Yes, when the system allows it. Adding symbols expands the character set from 62 characters (letters + numbers) to 94+, which significantly increases entropy per character. However, some systems restrict which symbols are allowed — quotes, semicolons, or angle brackets sometimes conflict with their storage or input handling. If a generated password is rejected, toggle off symbols and regenerate.
What is password entropy and why does it matter?
Entropy measures how unpredictable a password is, expressed in bits. Each bit doubles the number of possible values an attacker must try. A password with 60 bits of entropy requires 2^60 guesses to crack exhaustively. Entropy depends on both the length and the size of the character set. This tool shows an estimated entropy score so you can make informed decisions — aim for at least 80 bits for standard accounts and 100+ bits for high-value accounts.

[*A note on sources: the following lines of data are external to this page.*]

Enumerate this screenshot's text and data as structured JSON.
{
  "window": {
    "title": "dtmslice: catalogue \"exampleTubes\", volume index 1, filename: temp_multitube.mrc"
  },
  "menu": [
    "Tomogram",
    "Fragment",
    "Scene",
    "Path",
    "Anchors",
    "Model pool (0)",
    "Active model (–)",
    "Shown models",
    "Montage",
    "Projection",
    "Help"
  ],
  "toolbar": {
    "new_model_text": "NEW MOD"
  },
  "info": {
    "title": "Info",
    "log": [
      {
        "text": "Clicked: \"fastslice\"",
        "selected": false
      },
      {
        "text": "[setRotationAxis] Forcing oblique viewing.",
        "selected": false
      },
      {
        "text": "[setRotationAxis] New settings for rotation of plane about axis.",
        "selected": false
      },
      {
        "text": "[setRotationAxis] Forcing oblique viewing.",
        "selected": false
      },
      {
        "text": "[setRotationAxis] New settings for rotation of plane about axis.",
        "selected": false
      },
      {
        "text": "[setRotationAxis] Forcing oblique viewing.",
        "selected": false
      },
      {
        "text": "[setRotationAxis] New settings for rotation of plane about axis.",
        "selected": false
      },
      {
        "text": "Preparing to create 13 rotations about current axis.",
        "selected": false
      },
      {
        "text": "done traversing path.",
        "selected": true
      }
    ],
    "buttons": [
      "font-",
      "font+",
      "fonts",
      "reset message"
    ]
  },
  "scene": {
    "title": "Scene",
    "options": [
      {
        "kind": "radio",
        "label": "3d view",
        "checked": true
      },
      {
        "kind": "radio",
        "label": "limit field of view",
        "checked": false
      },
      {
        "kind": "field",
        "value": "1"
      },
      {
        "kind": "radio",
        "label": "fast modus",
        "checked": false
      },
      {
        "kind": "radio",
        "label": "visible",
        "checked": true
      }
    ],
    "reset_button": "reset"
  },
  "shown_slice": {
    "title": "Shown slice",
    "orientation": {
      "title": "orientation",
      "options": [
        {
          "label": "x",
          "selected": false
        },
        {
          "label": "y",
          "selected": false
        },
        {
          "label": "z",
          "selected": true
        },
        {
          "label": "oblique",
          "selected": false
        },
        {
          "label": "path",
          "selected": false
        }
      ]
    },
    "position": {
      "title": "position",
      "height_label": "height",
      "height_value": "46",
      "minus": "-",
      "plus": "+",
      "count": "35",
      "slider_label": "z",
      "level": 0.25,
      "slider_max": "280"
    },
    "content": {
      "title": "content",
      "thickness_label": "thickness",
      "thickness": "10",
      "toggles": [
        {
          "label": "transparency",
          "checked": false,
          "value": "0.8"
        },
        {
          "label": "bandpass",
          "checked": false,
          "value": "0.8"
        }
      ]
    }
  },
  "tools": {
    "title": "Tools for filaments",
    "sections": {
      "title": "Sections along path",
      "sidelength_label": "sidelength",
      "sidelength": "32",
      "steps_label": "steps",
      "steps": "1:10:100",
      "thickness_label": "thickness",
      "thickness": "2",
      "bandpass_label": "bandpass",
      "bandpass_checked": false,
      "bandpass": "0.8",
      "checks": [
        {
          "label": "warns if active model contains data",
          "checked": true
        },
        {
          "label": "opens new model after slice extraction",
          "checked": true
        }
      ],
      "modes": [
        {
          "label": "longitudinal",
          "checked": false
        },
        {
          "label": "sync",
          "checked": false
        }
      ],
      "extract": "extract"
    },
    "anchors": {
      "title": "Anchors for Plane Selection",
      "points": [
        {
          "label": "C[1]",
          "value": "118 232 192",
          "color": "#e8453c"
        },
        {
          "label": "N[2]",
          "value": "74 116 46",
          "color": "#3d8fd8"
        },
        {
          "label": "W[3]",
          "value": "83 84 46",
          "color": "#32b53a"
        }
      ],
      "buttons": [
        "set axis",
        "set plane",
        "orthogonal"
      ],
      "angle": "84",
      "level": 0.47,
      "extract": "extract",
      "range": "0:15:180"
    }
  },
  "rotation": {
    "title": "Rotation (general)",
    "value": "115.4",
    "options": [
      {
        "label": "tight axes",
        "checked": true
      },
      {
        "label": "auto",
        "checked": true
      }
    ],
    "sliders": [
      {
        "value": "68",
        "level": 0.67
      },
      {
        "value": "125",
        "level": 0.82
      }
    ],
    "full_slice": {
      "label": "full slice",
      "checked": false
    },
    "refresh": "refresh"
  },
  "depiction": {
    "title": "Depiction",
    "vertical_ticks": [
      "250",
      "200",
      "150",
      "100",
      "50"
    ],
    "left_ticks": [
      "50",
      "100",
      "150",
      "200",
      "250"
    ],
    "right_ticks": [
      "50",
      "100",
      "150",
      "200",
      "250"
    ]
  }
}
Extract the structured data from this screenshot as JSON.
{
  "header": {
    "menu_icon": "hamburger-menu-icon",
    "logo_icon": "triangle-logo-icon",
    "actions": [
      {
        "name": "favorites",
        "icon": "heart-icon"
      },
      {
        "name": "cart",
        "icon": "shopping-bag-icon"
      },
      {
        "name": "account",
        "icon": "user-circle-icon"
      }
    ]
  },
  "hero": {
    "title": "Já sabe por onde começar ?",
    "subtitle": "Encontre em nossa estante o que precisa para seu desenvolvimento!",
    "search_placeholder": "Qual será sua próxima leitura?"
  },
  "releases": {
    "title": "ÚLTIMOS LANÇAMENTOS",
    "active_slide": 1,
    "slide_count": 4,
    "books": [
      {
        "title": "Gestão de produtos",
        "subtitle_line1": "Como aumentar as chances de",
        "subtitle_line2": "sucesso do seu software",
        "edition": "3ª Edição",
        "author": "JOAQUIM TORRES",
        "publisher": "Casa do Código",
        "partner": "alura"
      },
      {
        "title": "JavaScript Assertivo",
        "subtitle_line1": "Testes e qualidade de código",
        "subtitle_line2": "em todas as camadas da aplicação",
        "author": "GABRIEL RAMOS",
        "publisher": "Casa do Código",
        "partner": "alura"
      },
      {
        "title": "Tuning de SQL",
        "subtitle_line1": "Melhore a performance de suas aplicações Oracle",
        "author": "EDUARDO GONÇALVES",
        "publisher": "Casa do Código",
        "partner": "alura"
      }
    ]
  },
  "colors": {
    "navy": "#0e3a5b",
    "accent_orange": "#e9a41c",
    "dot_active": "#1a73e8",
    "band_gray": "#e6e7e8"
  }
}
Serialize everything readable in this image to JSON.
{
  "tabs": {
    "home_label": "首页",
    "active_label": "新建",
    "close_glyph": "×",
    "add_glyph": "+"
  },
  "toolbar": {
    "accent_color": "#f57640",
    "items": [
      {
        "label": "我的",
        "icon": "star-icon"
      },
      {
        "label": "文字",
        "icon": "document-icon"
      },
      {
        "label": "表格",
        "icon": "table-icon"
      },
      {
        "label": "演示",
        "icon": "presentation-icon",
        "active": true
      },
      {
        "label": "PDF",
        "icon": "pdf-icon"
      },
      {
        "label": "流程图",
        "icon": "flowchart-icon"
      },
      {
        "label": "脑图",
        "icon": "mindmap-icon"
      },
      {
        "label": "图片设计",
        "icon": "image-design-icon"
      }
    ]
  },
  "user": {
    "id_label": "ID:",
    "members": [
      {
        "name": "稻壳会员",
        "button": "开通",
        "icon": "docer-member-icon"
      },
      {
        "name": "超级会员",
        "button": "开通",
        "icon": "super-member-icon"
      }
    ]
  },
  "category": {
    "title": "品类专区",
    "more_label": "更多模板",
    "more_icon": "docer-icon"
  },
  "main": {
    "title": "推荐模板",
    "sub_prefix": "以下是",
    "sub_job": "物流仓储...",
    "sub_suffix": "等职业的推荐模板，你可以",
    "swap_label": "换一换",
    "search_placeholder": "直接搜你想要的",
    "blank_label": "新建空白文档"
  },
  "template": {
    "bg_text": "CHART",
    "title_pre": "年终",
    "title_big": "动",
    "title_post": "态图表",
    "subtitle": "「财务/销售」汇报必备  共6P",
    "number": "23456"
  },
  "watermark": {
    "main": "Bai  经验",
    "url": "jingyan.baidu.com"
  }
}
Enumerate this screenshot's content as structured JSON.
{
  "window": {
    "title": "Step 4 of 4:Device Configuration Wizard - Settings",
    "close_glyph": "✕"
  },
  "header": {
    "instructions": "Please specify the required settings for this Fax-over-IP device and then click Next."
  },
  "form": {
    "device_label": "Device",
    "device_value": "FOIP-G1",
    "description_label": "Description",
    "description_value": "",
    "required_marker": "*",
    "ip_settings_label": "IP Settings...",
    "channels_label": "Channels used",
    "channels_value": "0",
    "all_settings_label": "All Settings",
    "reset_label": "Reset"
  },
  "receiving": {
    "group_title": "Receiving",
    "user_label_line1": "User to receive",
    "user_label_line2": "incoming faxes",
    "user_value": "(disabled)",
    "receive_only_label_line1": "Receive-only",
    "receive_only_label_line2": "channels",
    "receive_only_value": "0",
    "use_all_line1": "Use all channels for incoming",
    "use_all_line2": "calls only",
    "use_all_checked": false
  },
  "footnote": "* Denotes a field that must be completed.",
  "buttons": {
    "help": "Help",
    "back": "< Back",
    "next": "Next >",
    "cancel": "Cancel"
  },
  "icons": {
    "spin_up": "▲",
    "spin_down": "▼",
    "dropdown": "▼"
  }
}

How do I make a password generator in Python or JavaScript?
In Python, use the secrets module: import secrets, string; alphabet = string.ascii_letters + string.digits + string.punctuation; password = "".join(secrets.choice(alphabet) for _ in range(16)). Never use random.choice() — it is not cryptographically secure. In JavaScript, use crypto.getRandomValues() to fill a Uint32Array with random bytes, then map each value to a character in your allowed charset using the modulo operator. Both approaches match what this browser-based password generator does internally.